Despite its narrative flaws, the film is widely considered a cult masterpiece for pure world-building. It rejects the dark, gritty, and utilitarian aesthetic of modern sci-fi in favor of a bright, optimistic, and uninhibitedly creative universe.

The film’s emotional core rests on the shoulders of the Mül, a pearlescent alien species whose destruction drives the plot. The prologue depicting their demise is visually stunning and unexpectedly heartbreaking, lending the film a moral weight that contrasts sharply with the breezy, quipping leads.

However, the emphasis on spectacle also exposes the film’s structural weaknesses. Frequent detours into visual novelty sometimes come at the expense of narrative economy; characters and subplots are introduced with visual flair but underdeveloped in terms of motivation or consequence. This imbalance produces a film that is often thrilling to watch but occasionally thin to think about.

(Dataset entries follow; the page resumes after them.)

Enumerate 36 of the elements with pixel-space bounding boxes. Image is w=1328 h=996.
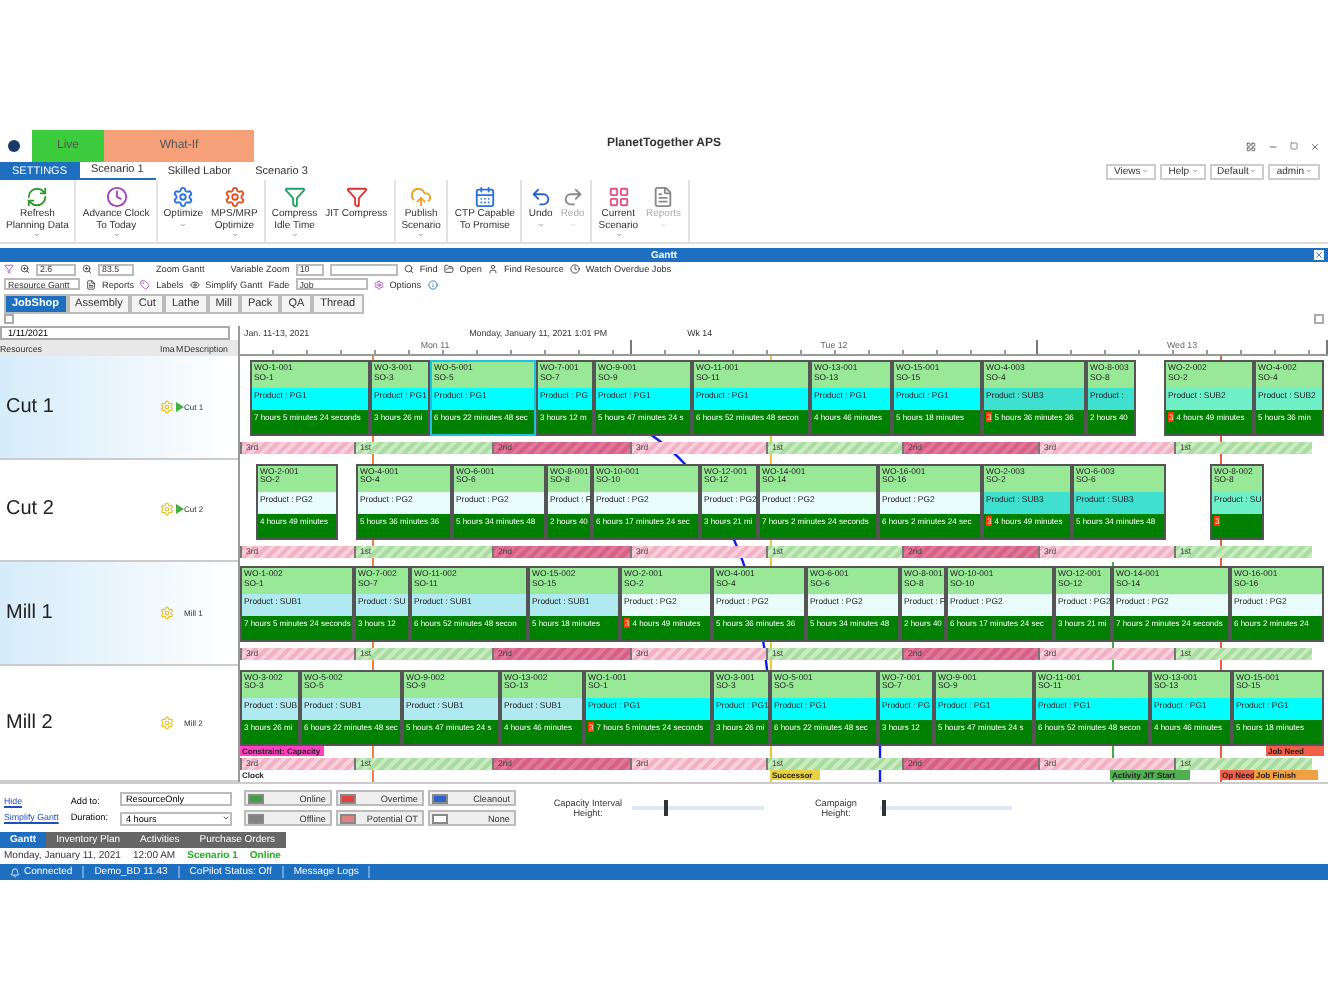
refresh-icon xyxy=(26,185,49,207)
gear-icon xyxy=(160,605,174,620)
eye-icon[interactable] xyxy=(189,279,200,290)
gear-icon xyxy=(172,185,195,207)
grid-icon xyxy=(607,185,630,207)
slider-thumb[interactable] xyxy=(664,800,669,816)
bell-icon xyxy=(10,867,20,877)
clock-icon[interactable] xyxy=(569,264,580,275)
search-icon[interactable] xyxy=(403,264,414,275)
cloud-upload-icon xyxy=(410,185,433,207)
resource-name: Cut 2 xyxy=(4,498,56,521)
app-logo-icon xyxy=(8,140,20,152)
search-field[interactable] xyxy=(329,263,398,276)
calendar-icon xyxy=(473,185,496,207)
undo-icon xyxy=(529,185,552,207)
folder-icon[interactable] xyxy=(443,264,454,275)
tag-icon[interactable] xyxy=(140,279,151,290)
slider-thumb[interactable] xyxy=(882,800,887,816)
document-icon[interactable] xyxy=(86,279,96,290)
gear-icon xyxy=(160,502,174,517)
gear-icon xyxy=(223,185,246,207)
person-icon[interactable] xyxy=(488,264,498,275)
zoom-icon[interactable] xyxy=(82,264,92,275)
resource-name: Mill 1 xyxy=(4,601,55,624)
settings-icon[interactable] xyxy=(373,279,384,290)
gear-icon xyxy=(160,715,174,730)
gear-icon xyxy=(160,399,174,414)
zoom-icon[interactable] xyxy=(20,264,30,275)
info-icon[interactable] xyxy=(427,279,438,290)
clock-icon xyxy=(105,185,128,207)
layout-icon[interactable] xyxy=(1246,141,1256,151)
resource-name: Mill 2 xyxy=(4,711,55,734)
document-icon xyxy=(652,185,675,207)
maximize-icon[interactable] xyxy=(1290,142,1298,150)
resource-name: Cut 1 xyxy=(4,395,56,418)
redo-icon xyxy=(561,185,584,207)
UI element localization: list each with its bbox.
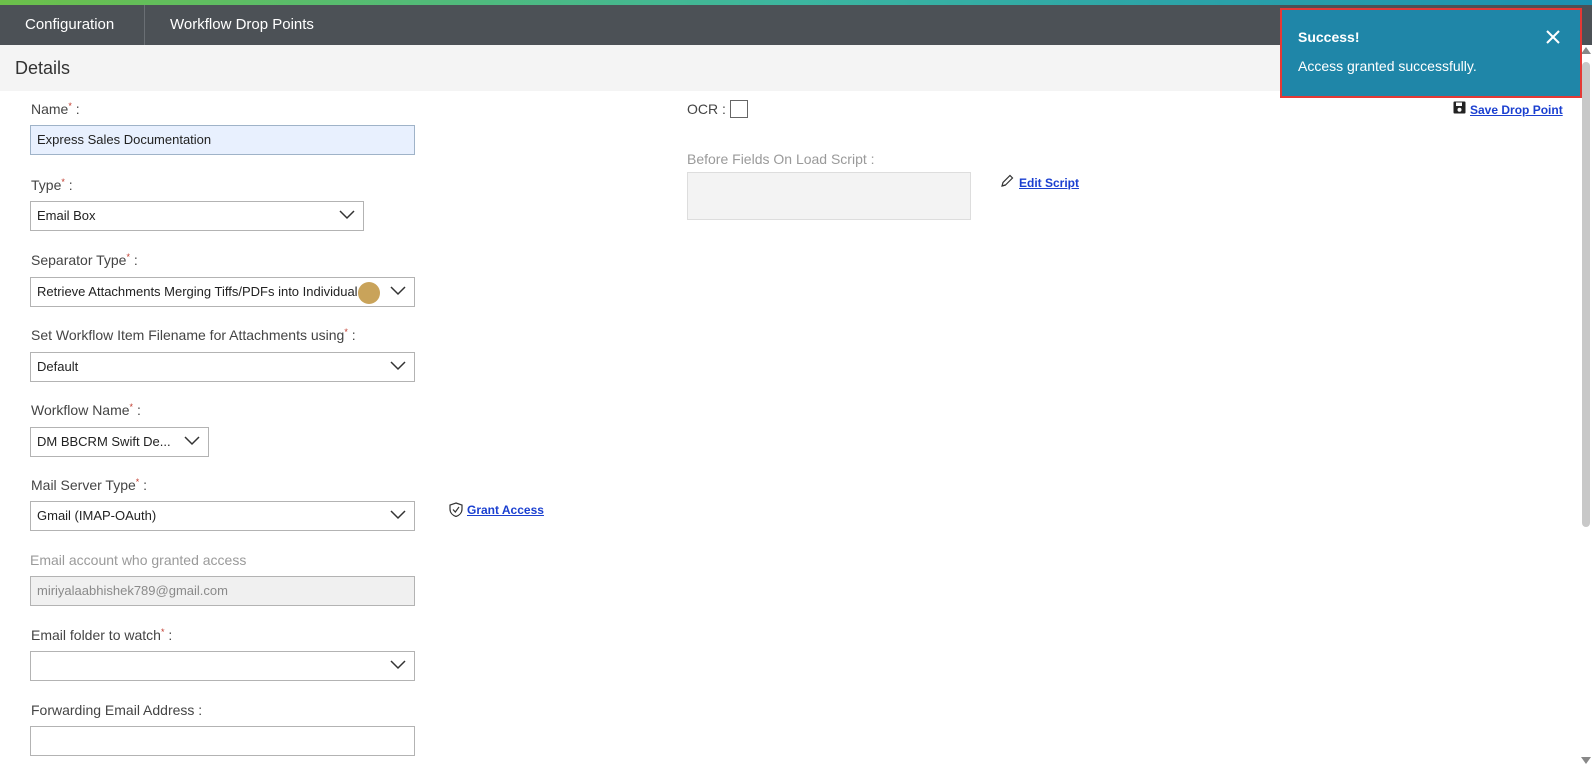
email-account-field: miriyalaabhishek789@gmail.com bbox=[30, 576, 415, 606]
mail-server-type-value: Gmail (IMAP-OAuth) bbox=[37, 508, 157, 523]
type-select[interactable]: Email Box bbox=[30, 201, 364, 231]
chevron-down-icon bbox=[390, 660, 406, 670]
separator-type-value: Retrieve Attachments Merging Tiffs/PDFs … bbox=[37, 284, 358, 299]
shield-check-icon bbox=[449, 502, 463, 517]
workflow-name-label: Workflow Name* : bbox=[31, 402, 141, 418]
before-fields-script-label: Before Fields On Load Script : bbox=[687, 151, 875, 167]
separator-type-select[interactable]: Retrieve Attachments Merging Tiffs/PDFs … bbox=[30, 277, 415, 307]
email-folder-select[interactable] bbox=[30, 651, 415, 681]
page-title: Details bbox=[15, 58, 71, 78]
workflow-name-value: DM BBCRM Swift De... bbox=[37, 434, 171, 449]
tab-divider bbox=[144, 5, 145, 45]
forwarding-email-label: Forwarding Email Address : bbox=[31, 702, 203, 718]
tab-workflow-drop-points[interactable]: Workflow Drop Points bbox=[170, 5, 314, 45]
scroll-thumb[interactable] bbox=[1582, 62, 1590, 527]
type-value: Email Box bbox=[37, 208, 96, 223]
scroll-up-arrow[interactable] bbox=[1581, 47, 1591, 54]
toast-highlight-box bbox=[1280, 8, 1582, 98]
filename-select[interactable]: Default bbox=[30, 352, 415, 382]
pencil-icon bbox=[1001, 174, 1014, 187]
chevron-down-icon bbox=[184, 436, 200, 446]
before-fields-script-textarea[interactable] bbox=[687, 172, 971, 220]
chevron-down-icon bbox=[390, 510, 406, 520]
password-manager-icon[interactable] bbox=[358, 282, 380, 304]
chevron-down-icon bbox=[390, 286, 406, 296]
mail-server-type-select[interactable]: Gmail (IMAP-OAuth) bbox=[30, 501, 415, 531]
name-label: Name* : bbox=[31, 101, 80, 117]
tab-configuration[interactable]: Configuration bbox=[25, 5, 114, 45]
scroll-down-arrow[interactable] bbox=[1581, 757, 1591, 764]
email-account-label: Email account who granted access bbox=[30, 552, 247, 568]
save-drop-point-link[interactable]: Save Drop Point bbox=[1470, 103, 1563, 117]
workflow-name-select[interactable]: DM BBCRM Swift De... bbox=[30, 427, 209, 457]
email-folder-label: Email folder to watch* : bbox=[31, 627, 173, 643]
filename-label: Set Workflow Item Filename for Attachmen… bbox=[31, 327, 356, 343]
edit-script-link[interactable]: Edit Script bbox=[1019, 176, 1079, 190]
chevron-down-icon bbox=[390, 361, 406, 371]
separator-type-label: Separator Type* : bbox=[31, 252, 138, 268]
grant-access-link[interactable]: Grant Access bbox=[467, 503, 544, 517]
type-label: Type* : bbox=[31, 177, 73, 193]
save-icon bbox=[1453, 101, 1466, 114]
ocr-checkbox[interactable] bbox=[730, 100, 748, 118]
filename-value: Default bbox=[37, 359, 79, 374]
forwarding-email-input[interactable] bbox=[30, 726, 415, 756]
name-input[interactable]: Express Sales Documentation bbox=[30, 125, 415, 155]
chevron-down-icon bbox=[339, 210, 355, 220]
ocr-label: OCR : bbox=[687, 101, 726, 117]
mail-server-type-label: Mail Server Type* : bbox=[31, 477, 148, 493]
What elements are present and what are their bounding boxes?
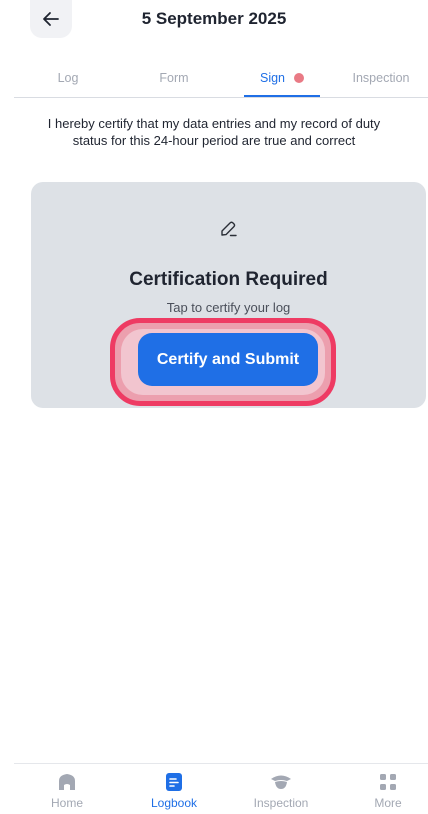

The most famous and technically complex sequence in the film is the “Big Market” interdimensional chase. In this sequence, Valerian dons special goggles that allow him to see and interact with a bustling, crowded alien marketplace that exists in a parallel dimension from his own. This required meticulous planning, with Besson and his visual effects team from Industrial Light & Magic (ILM) mapping out every shot to seamlessly blend the physical set (a desert) with the fully digital market world. The scene is a masterclass in spatial storytelling and visual inventiveness, showcasing an immersive world that feels truly alive and alien.